The builder approach might have the drawback that if more than one executor is running it would apply to all of them?

https://github.com/containerd/runwasi/pull/156/files#r1283810527

This should be OK. I am changing the API to use a single executor and remove the executor list. The new scheme will favor composing multiple executor into a single executor. This should provider executor authors with greater control on how executors are implemented.

I will prototype adding the can_handle (or validate) to the executor interface. I think this is a more elegant way and worth at least prototyped for others maintainers to review.

👀

The new scheme will favor composing multiple executor into a single executor.

What are the implications of this change for shim authors? In particular, runwasi wasmtime | wasmedge shims are depending on the list of executors feature to enable running both Linux and wasm containers.

@Mossaka @yihuaf Sorry for confusing your team. This is an example to implement the following new interface.

if !can_handle(spec) {

But I or @yihuaf will update the libcontainer in runwasi after the release. after releasing a new version of youki. I guess it is not hard ;)

What are the implications of this change for shim authors? In particular, runwasi wasmtime | wasmedge shims are depending on the list of executors feature to enable running both Linux and wasm containers.

That will still be possible. And as @utam0k mentioned, we will take care of any breaking changes on the runwasi side.

Prototype in #2258

As a note, the containerd integration test expects the validation to happen before the end of youki create. So we have to choose either create a validate step or make it a builder option to turn it off.

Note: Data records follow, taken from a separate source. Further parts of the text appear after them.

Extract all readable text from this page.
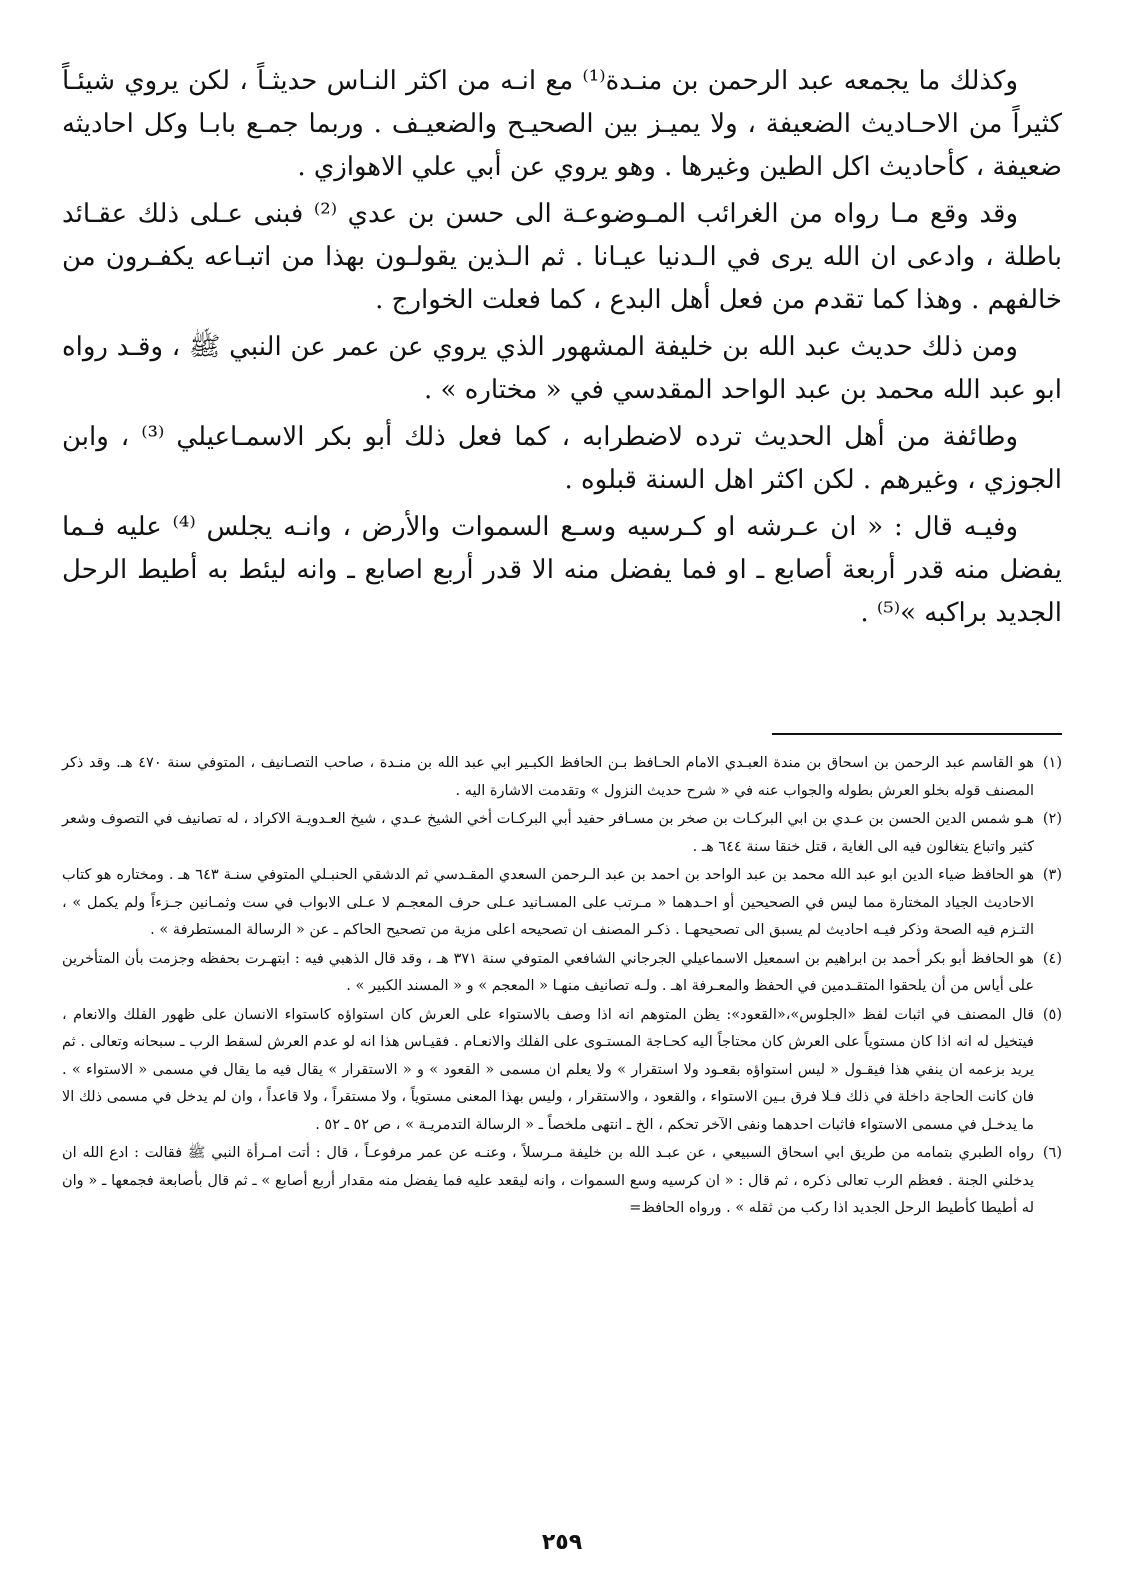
وكذلك ما يجمعه عبد الرحمن بن منـدة⁽¹⁾ مع انـه من اكثر النـاس حديثـاً ، لكن يروي شيئـاً كثيراً من الاحـاديث الضعيفة ، ولا يميـز بين الصحيـح والضعيـف . وربما جمـع بابـا وكل احاديثه ضعيفة ، كأحاديث اكل الطين وغيرها . وهو يروي عن أبي علي الاهوازي .

وقد وقع مـا رواه من الغرائب المـوضوعـة الى حسن بن عدي ⁽²⁾ فبنى عـلى ذلك عقـائد باطلة ، وادعى ان الله يرى في الـدنيا عيـانا . ثم الـذين يقولـون بهذا من اتبـاعه يكفـرون من خالفهم . وهذا كما تقدم من فعل أهل البدع ، كما فعلت الخوارج .

ومن ذلك حديث عبد الله بن خليفة المشهور الذي يروي عن عمر عن النبي ﷺ ، وقـد رواه ابو عبد الله محمد بن عبد الواحد المقدسي في « مختاره » .

وطائفة من أهل الحديث ترده لاضطرابه ، كما فعل ذلك أبو بكر الاسمـاعيلي ⁽³⁾ ، وابن الجوزي ، وغيرهم . لكن اكثر اهل السنة قبلوه .

وفيـه قال : « ان عـرشه او كـرسيه وسـع السموات والأرض ، وانـه يجلس ⁽⁴⁾ عليه فـما يفضل منه قدر أربعة أصابع ـ او فما يفضل منه الا قدر أربع اصابع ـ وانه ليئط به أطيط الرحل الجديد براكبه »⁽⁵⁾ .

(١)
هو القاسم عبد الرحمن بن اسحاق بن مندة العبـدي الامام الحـافظ بـن الحافظ الكبـير ابي عبد الله بن منـدة ، صاحب التصـانيف ، المتوفي سنة ٤٧٠ هـ. وقد ذكر المصنف قوله بخلو العرش بطوله والجواب عنه في « شرح حديث النزول » وتقدمت الاشارة اليه .
(٢)
هـو شمس الدين الحسن بن عـدي بن ابي البركـات بن صخر بن مسـافر حفيد أبي البركـات أخي الشيخ عـدي ، شيخ العـدويـة الاكراد ، له تصانيف في التصوف وشعر كثير واتباع يتغالون فيه الى الغاية ، قتل خنقا سنة ٦٤٤ هـ .
(٣)
هو الحافظ ضياء الدين ابو عبد الله محمد بن عبد الواحد بن احمد بن عبد الـرحمن السعدي المقـدسي ثم الدشقي الحنبـلي المتوفي سنـة ٦٤٣ هـ . ومختاره هو كتاب الاحاديث الجياد المختارة مما ليس في الصحيحين أو احـدهما « مـرتب على المسـانيد عـلى حرف المعجـم لا عـلى الابواب في ست وثمـانين جـزءاً ولم يكمل » ، التـزم فيه الصحة وذكر فيـه احاديث لم يسبق الى تصحيحهـا . ذكـر المصنف ان تصحيحه اعلى مزية من تصحيح الحاكم ـ عن « الرسالة المستطرفة » .
(٤)
هو الحافظ أبو بكر أحمد بن ابراهيم بن اسمعيل الاسماعيلي الجرجاني الشافعي المتوفي سنة ٣٧١ هـ ، وقد قال الذهبي فيه : ابتهـرت بحفظه وجزمت بأن المتأخرين على أياس من أن يلحقوا المتقـدمين في الحفظ والمعـرفة اهـ . ولـه تصانيف منهـا « المعجم » و « المسند الكبير » .
(٥)
قال المصنف في اثبات لفظ «الجلوس»،«القعود»: يظن المتوهم انه اذا وصف بالاستواء على العرش كان استواؤه كاستواء الانسان على ظهور الفلك والانعام ، فيتخيل له انه اذا كان مستوياً على العرش كان محتاجاً اليه كحـاجة المستـوى على الفلك والانعـام . فقيـاس هذا انه لو عدم العرش لسقط الرب ـ سبحانه وتعالى . ثم يريد بزعمه ان ينفي هذا فيقـول « ليس استواؤه بقعـود ولا استقرار » ولا يعلم ان مسمى « القعود » و « الاستقرار » يقال فيه ما يقال في مسمى « الاستواء » . فان كانت الحاجة داخلة في ذلك فـلا فرق بـين الاستواء ، والقعود ، والاستقرار ، وليس بهذا المعنى مستوياً ، ولا مستقراً ، ولا قاعداً ، وان لم يدخل في مسمى ذلك الا ما يدخـل في مسمى الاستواء فاثبات احدهما ونفى الآخر تحكم ، الخ ـ انتهى ملخصاً ـ « الرسالة التدمريـة » ، ص ٥٢ ـ ٥٢ .
(٦)
رواه الطبري بتمامه من طريق ابي اسحاق السبيعي ، عن عبـد الله بن خليفة مـرسلاً ، وعنـه عن عمر مرفوعـاً ، قال : أتت امـرأة النبي ﷺ فقالت : ادع الله ان يدخلني الجنة . فعظم الرب تعالى ذكره ، ثم قال : « ان كرسيه وسع السموات ، وانه ليقعد عليه فما يفضل منه مقدار أربع أصابع » ـ ثم قال بأصابعة فجمعها ـ « وان له أطيطا كأطيط الرحل الجديد اذا ركب من ثقله » . ورواه الحافظ=
٢٥٩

Prototype that failed: #2280

As a note, the containerd integration test expects the validation to happen before the end of youki create. So we have to choose either create a validate step or make it a builder option to turn it off.

In this case, I feel exposing a builder option to turn it off, and keeping it on by default would be a better idea than creating a separate validate step.

Isn't this fixed by #2258 ?

@yihuaf Is there anything you want to do?

This is fixed. We just need to release and patch runwasi with the breaking changes. I am in the process to draft a PR for runwasi.

@yihuaf oh I've also started working on using the newest libcontainer from the main branch. To not duplicate the effort, I'll let you work on it.